Parpadeó y apartó la mirada. Al cabo de unos instantes respiró profundamente, tragó saliva y metió las manos en los bolsillos del desastrado abrigo. Me miró directamente a los ojos y, en tono ronco y tembloroso, me dijo:

– Eso tiene una explicación.

Pensé en ello un par de segundos.

– Sal de aquí -le ordené finalmente.

– Por eso me odia ella. Por eso me obliga a dormir en el sótano. -Bajó la voz hasta el susurro-. ¡En ese sótano húmedo y cubierto de salitre!

– En ese sótano húmedo y cubierto de salitre -repetí. De repente, me di cuenta de la descarada cita de Poe y comprendí que me engañaba de nuevo, por lo que añadí-: Entre ratas y barricas de amontillado.

– ¡Te lo juro! -dijo, pero se había excedido, y lo sabía. Apartó de nuevo la mirada. Las dos personas que esperaban abajo tenían que ser por fuerza sus padres; tal vez Amanda no me hubiese dicho que era la madre de James, pero sin duda sí se identificó como tal cuando habló por teléfono con Irene. Me puse en pie y meneé la cabeza.

– Ya basta, James -dije-. No quiero oír ni una palabra más.

Lo agarré por el codo y lo conduje fuera del lavabo. Se dejó arrastrar sin rechistar. Lo llevé hasta la sala y lo dejé a cargo de los Leer.

– ¡Mira qué facha tienes! -le dijo Amanda mientras bajábamos por las escaleras-. ¡Debería darte vergüenza!
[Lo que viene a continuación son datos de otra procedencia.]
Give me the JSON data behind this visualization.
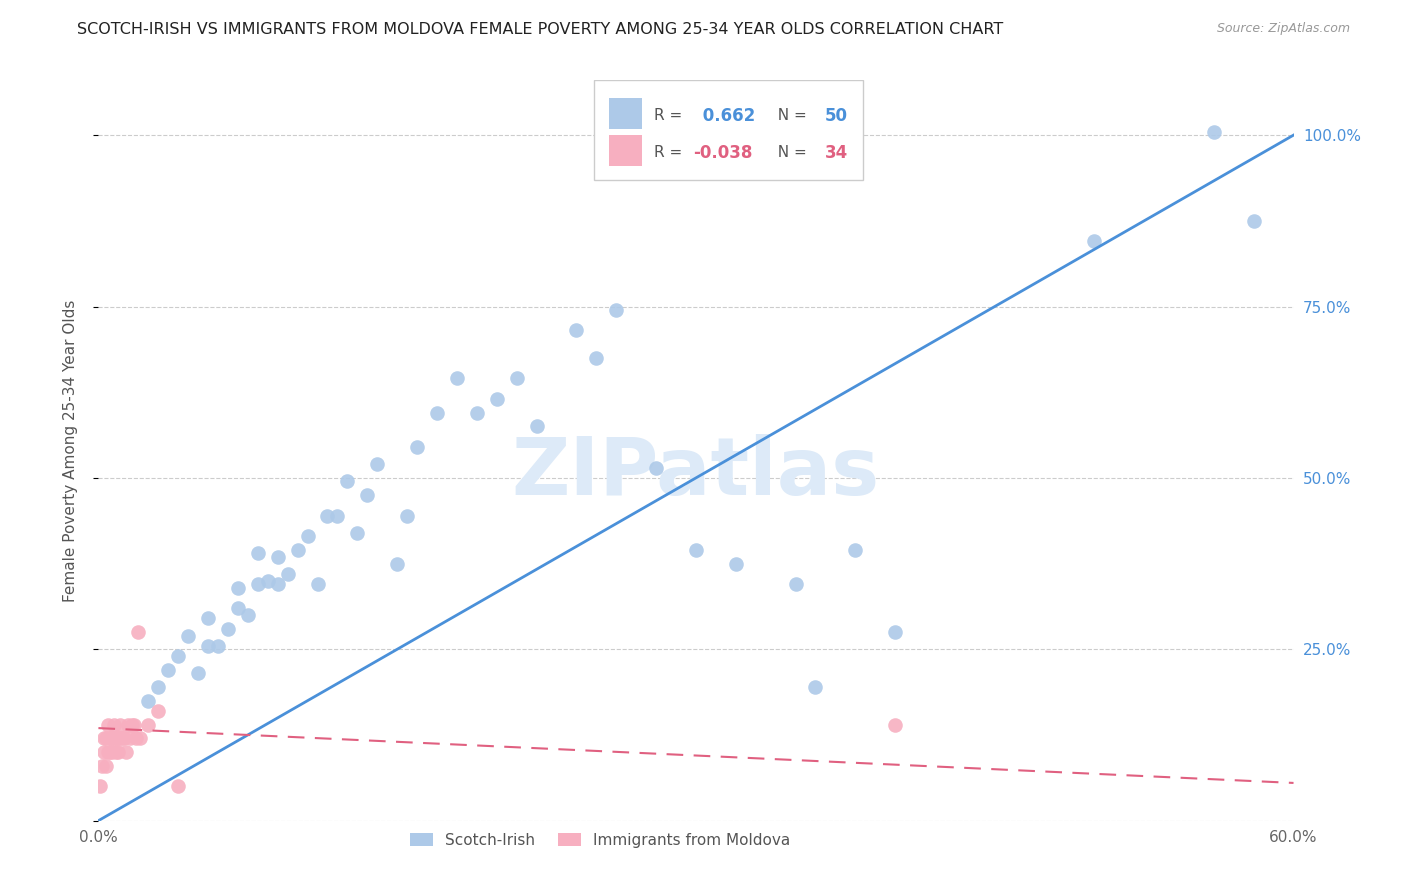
{
  "title": "SCOTCH-IRISH VS IMMIGRANTS FROM MOLDOVA FEMALE POVERTY AMONG 25-34 YEAR OLDS CORRELATION CHART",
  "source": "Source: ZipAtlas.com",
  "ylabel": "Female Poverty Among 25-34 Year Olds",
  "xlim": [
    0.0,
    0.6
  ],
  "ylim": [
    0.0,
    1.08
  ],
  "blue_R": 0.662,
  "blue_N": 50,
  "pink_R": -0.038,
  "pink_N": 34,
  "blue_color": "#adc9e8",
  "blue_line_color": "#4a90d9",
  "pink_color": "#f7afc0",
  "pink_line_color": "#e06080",
  "watermark": "ZIPatlas",
  "watermark_color": "#ddeaf8",
  "background_color": "#ffffff",
  "grid_color": "#cccccc",
  "title_color": "#222222",
  "right_axis_color": "#4a90d9",
  "blue_scatter_x": [
    0.025,
    0.03,
    0.035,
    0.04,
    0.045,
    0.05,
    0.055,
    0.055,
    0.06,
    0.065,
    0.07,
    0.07,
    0.075,
    0.08,
    0.08,
    0.085,
    0.09,
    0.09,
    0.095,
    0.1,
    0.105,
    0.11,
    0.115,
    0.12,
    0.125,
    0.13,
    0.135,
    0.14,
    0.15,
    0.155,
    0.16,
    0.17,
    0.18,
    0.19,
    0.2,
    0.21,
    0.22,
    0.24,
    0.25,
    0.26,
    0.28,
    0.3,
    0.32,
    0.35,
    0.36,
    0.38,
    0.4,
    0.5,
    0.56,
    0.58
  ],
  "blue_scatter_y": [
    0.175,
    0.195,
    0.22,
    0.24,
    0.27,
    0.215,
    0.255,
    0.295,
    0.255,
    0.28,
    0.31,
    0.34,
    0.3,
    0.345,
    0.39,
    0.35,
    0.345,
    0.385,
    0.36,
    0.395,
    0.415,
    0.345,
    0.445,
    0.445,
    0.495,
    0.42,
    0.475,
    0.52,
    0.375,
    0.445,
    0.545,
    0.595,
    0.645,
    0.595,
    0.615,
    0.645,
    0.575,
    0.715,
    0.675,
    0.745,
    0.515,
    0.395,
    0.375,
    0.345,
    0.195,
    0.395,
    0.275,
    0.845,
    1.005,
    0.875
  ],
  "pink_scatter_x": [
    0.001,
    0.002,
    0.003,
    0.003,
    0.004,
    0.004,
    0.005,
    0.005,
    0.006,
    0.006,
    0.007,
    0.007,
    0.008,
    0.008,
    0.009,
    0.009,
    0.01,
    0.01,
    0.011,
    0.011,
    0.012,
    0.013,
    0.014,
    0.015,
    0.016,
    0.017,
    0.018,
    0.019,
    0.02,
    0.021,
    0.025,
    0.03,
    0.04,
    0.4
  ],
  "pink_scatter_y": [
    0.05,
    0.08,
    0.1,
    0.12,
    0.08,
    0.12,
    0.1,
    0.14,
    0.1,
    0.12,
    0.1,
    0.12,
    0.12,
    0.14,
    0.1,
    0.12,
    0.1,
    0.12,
    0.12,
    0.14,
    0.12,
    0.12,
    0.1,
    0.14,
    0.12,
    0.14,
    0.14,
    0.12,
    0.275,
    0.12,
    0.14,
    0.16,
    0.05,
    0.14
  ]
}
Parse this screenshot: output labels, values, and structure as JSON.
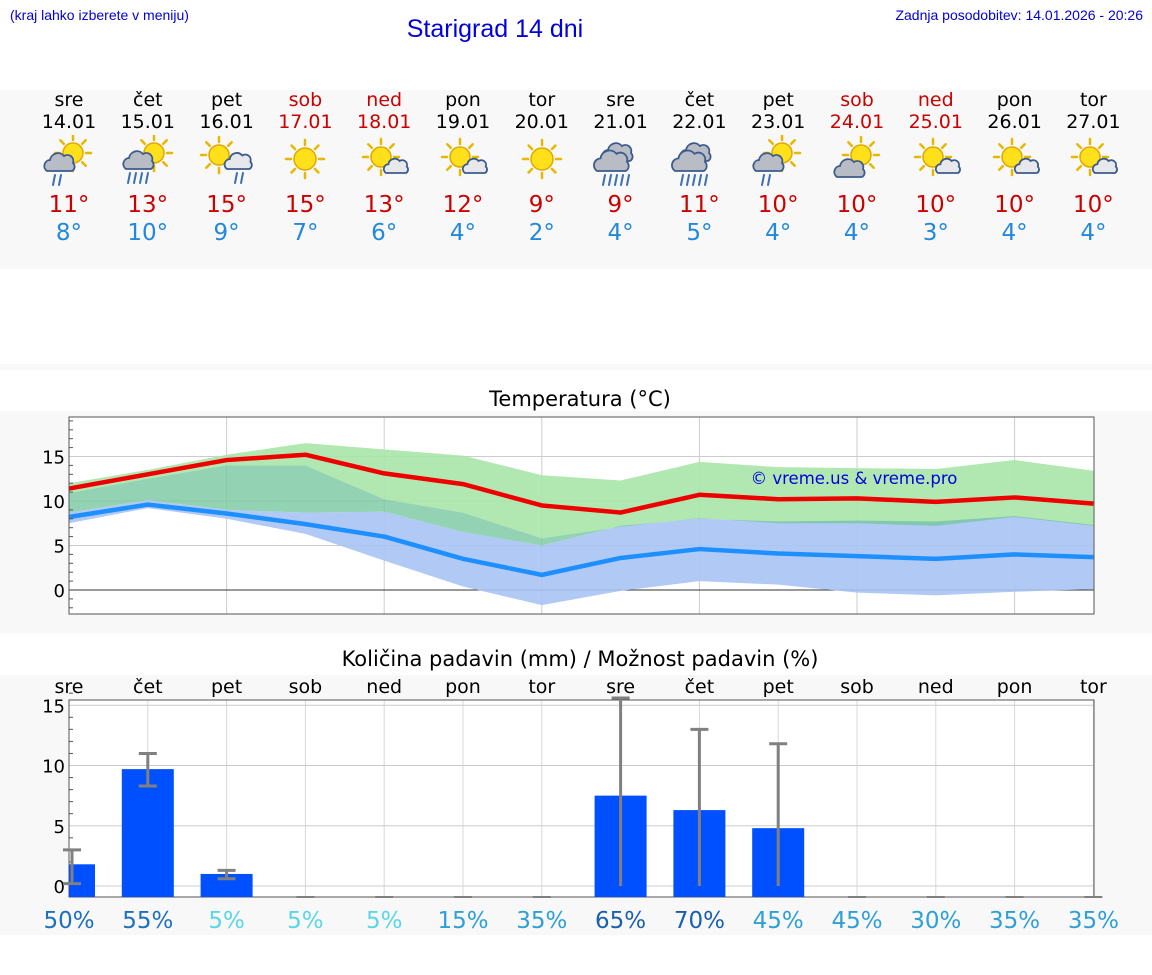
{
  "header": {
    "hint": "(kraj lahko izberete v meniju)",
    "title": "Starigrad 14 dni",
    "updated": "Zadnja posodobitev: 14.01.2026 - 20:26"
  },
  "days": [
    {
      "name": "sre",
      "date": "14.01",
      "weekend": false,
      "icon": "sun-cloud-light-rain",
      "hi": "11°",
      "lo": "8°"
    },
    {
      "name": "čet",
      "date": "15.01",
      "weekend": false,
      "icon": "sun-cloud-rain",
      "hi": "13°",
      "lo": "10°"
    },
    {
      "name": "pet",
      "date": "16.01",
      "weekend": false,
      "icon": "sun-cloud-light-rain-right",
      "hi": "15°",
      "lo": "9°"
    },
    {
      "name": "sob",
      "date": "17.01",
      "weekend": true,
      "icon": "sun",
      "hi": "15°",
      "lo": "7°"
    },
    {
      "name": "ned",
      "date": "18.01",
      "weekend": true,
      "icon": "sun-small-cloud",
      "hi": "13°",
      "lo": "6°"
    },
    {
      "name": "pon",
      "date": "19.01",
      "weekend": false,
      "icon": "sun-small-cloud",
      "hi": "12°",
      "lo": "4°"
    },
    {
      "name": "tor",
      "date": "20.01",
      "weekend": false,
      "icon": "sun",
      "hi": "9°",
      "lo": "2°"
    },
    {
      "name": "sre",
      "date": "21.01",
      "weekend": false,
      "icon": "clouds-rain",
      "hi": "9°",
      "lo": "4°"
    },
    {
      "name": "čet",
      "date": "22.01",
      "weekend": false,
      "icon": "clouds-rain",
      "hi": "11°",
      "lo": "5°"
    },
    {
      "name": "pet",
      "date": "23.01",
      "weekend": false,
      "icon": "sun-cloud-light-rain",
      "hi": "10°",
      "lo": "4°"
    },
    {
      "name": "sob",
      "date": "24.01",
      "weekend": true,
      "icon": "sun-cloud",
      "hi": "10°",
      "lo": "4°"
    },
    {
      "name": "ned",
      "date": "25.01",
      "weekend": true,
      "icon": "sun-small-cloud",
      "hi": "10°",
      "lo": "3°"
    },
    {
      "name": "pon",
      "date": "26.01",
      "weekend": false,
      "icon": "sun-small-cloud",
      "hi": "10°",
      "lo": "4°"
    },
    {
      "name": "tor",
      "date": "27.01",
      "weekend": false,
      "icon": "sun-small-cloud",
      "hi": "10°",
      "lo": "4°"
    }
  ],
  "colors": {
    "link": "#0000dd",
    "weekend": "#cc0000",
    "hi": "#cc0000",
    "lo": "#2288dd",
    "max_line": "#ee0000",
    "max_band": "#a8e6a8",
    "min_line": "#1e8fff",
    "min_band": "#a8c4f4",
    "overlap_band": "#78c8a0",
    "precip_bar": "#0050ff",
    "errorbar": "#808080"
  },
  "chart_data": [
    {
      "type": "line",
      "title": "Temperatura (°C)",
      "watermark": "© vreme.us & vreme.pro",
      "x": [
        "14.01",
        "15.01",
        "16.01",
        "17.01",
        "18.01",
        "19.01",
        "20.01",
        "21.01",
        "22.01",
        "23.01",
        "24.01",
        "25.01",
        "26.01",
        "27.01"
      ],
      "yticks": [
        "0",
        "5",
        "10",
        "15"
      ],
      "ylim": [
        -2.5,
        19.5
      ],
      "grid": true,
      "series": [
        {
          "name": "max",
          "values": [
            11.4,
            13.0,
            14.6,
            15.2,
            13.1,
            11.9,
            9.5,
            8.7,
            10.7,
            10.2,
            10.3,
            9.9,
            10.4,
            9.7
          ],
          "band_low": [
            10.9,
            12.5,
            14.0,
            14.0,
            10.2,
            8.7,
            5.8,
            7.1,
            8.1,
            7.5,
            7.5,
            7.2,
            8.2,
            7.2
          ],
          "band_high": [
            12.0,
            13.5,
            15.2,
            16.5,
            15.8,
            15.1,
            12.9,
            12.3,
            14.4,
            13.8,
            13.7,
            13.6,
            14.6,
            13.4
          ]
        },
        {
          "name": "min",
          "values": [
            8.2,
            9.6,
            8.6,
            7.4,
            6.0,
            3.5,
            1.7,
            3.6,
            4.6,
            4.1,
            3.8,
            3.5,
            4.0,
            3.7
          ],
          "band_low": [
            7.5,
            9.2,
            8.0,
            6.3,
            3.3,
            0.4,
            -1.7,
            -0.1,
            1.0,
            0.6,
            -0.3,
            -0.6,
            -0.2,
            0.1
          ],
          "band_high": [
            8.7,
            10.1,
            9.0,
            8.7,
            8.8,
            6.5,
            5.0,
            7.2,
            8.0,
            7.7,
            7.8,
            7.7,
            8.3,
            7.3
          ]
        }
      ]
    },
    {
      "type": "bar",
      "title": "Količina padavin (mm) / Možnost padavin (%)",
      "categories": [
        "sre",
        "čet",
        "pet",
        "sob",
        "ned",
        "pon",
        "tor",
        "sre",
        "čet",
        "pet",
        "sob",
        "ned",
        "pon",
        "tor"
      ],
      "values": [
        1.8,
        9.7,
        1.0,
        0,
        0,
        0,
        0,
        7.5,
        6.3,
        4.8,
        0,
        0,
        0,
        0
      ],
      "err_low": [
        0.2,
        8.3,
        0.6,
        0,
        0,
        0,
        0,
        0,
        0,
        0,
        0,
        0,
        0,
        0
      ],
      "err_high": [
        3.0,
        11.0,
        1.3,
        0,
        0,
        0,
        0,
        15.6,
        13.0,
        11.8,
        0,
        0,
        0,
        0
      ],
      "yticks": [
        "0",
        "5",
        "10",
        "15"
      ],
      "ylim": [
        -0.8,
        16.5
      ],
      "probability": [
        "50%",
        "55%",
        "5%",
        "5%",
        "5%",
        "15%",
        "35%",
        "65%",
        "70%",
        "45%",
        "45%",
        "30%",
        "35%",
        "35%"
      ],
      "probability_colors": [
        "#1f6fbf",
        "#1f6fbf",
        "#5ad6e6",
        "#5ad6e6",
        "#5ad6e6",
        "#2fa0d6",
        "#2fa0d6",
        "#1a5fb0",
        "#1a5fb0",
        "#2fa0d6",
        "#2fa0d6",
        "#2fa0d6",
        "#2fa0d6",
        "#2fa0d6"
      ]
    }
  ]
}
– Vámonos de aquí -pidió James.

– ¿Qué has hecho, James? -Amanda lo repasó de arriba abajo, horrorizada-. Este abrigo lo había tirado a la basura.

– Lo recuperé -dijo, y se encogió de hombros.

Amanda se volvió hacia mí y, realmente preocupada por primera vez, preguntó:

– Supongo que no se presenta así en clase, ¿verdad, profesor Tripp?

– No, jamás -respondí-. Es la primera vez que lo veo con este abrigo.

– Vamos, Jimmy -intervino Fred, que agarró a James por el delgado brazo-. No molestemos más a esta buena gente. Buenas noches, señor Grady.

– Buenas noches. Encantado de haberlos conocido -dije-. Cuiden de él -añadí, e inmediatamente me arrepentí de haberlo dicho.

– No se preocupe por eso -dijo Amanda Leer-. Cuidaremos de él, se lo aseguro.

– ¡Suéltame! -protestó James, e intentó librarse de la mano del anciano, pero éste lo agarraba con humillante firmeza. Mientras lo arrastraban afuera, James se volvió y me miró, con la boca torcida en una mueca sarcástica y la mirada llena de reproches.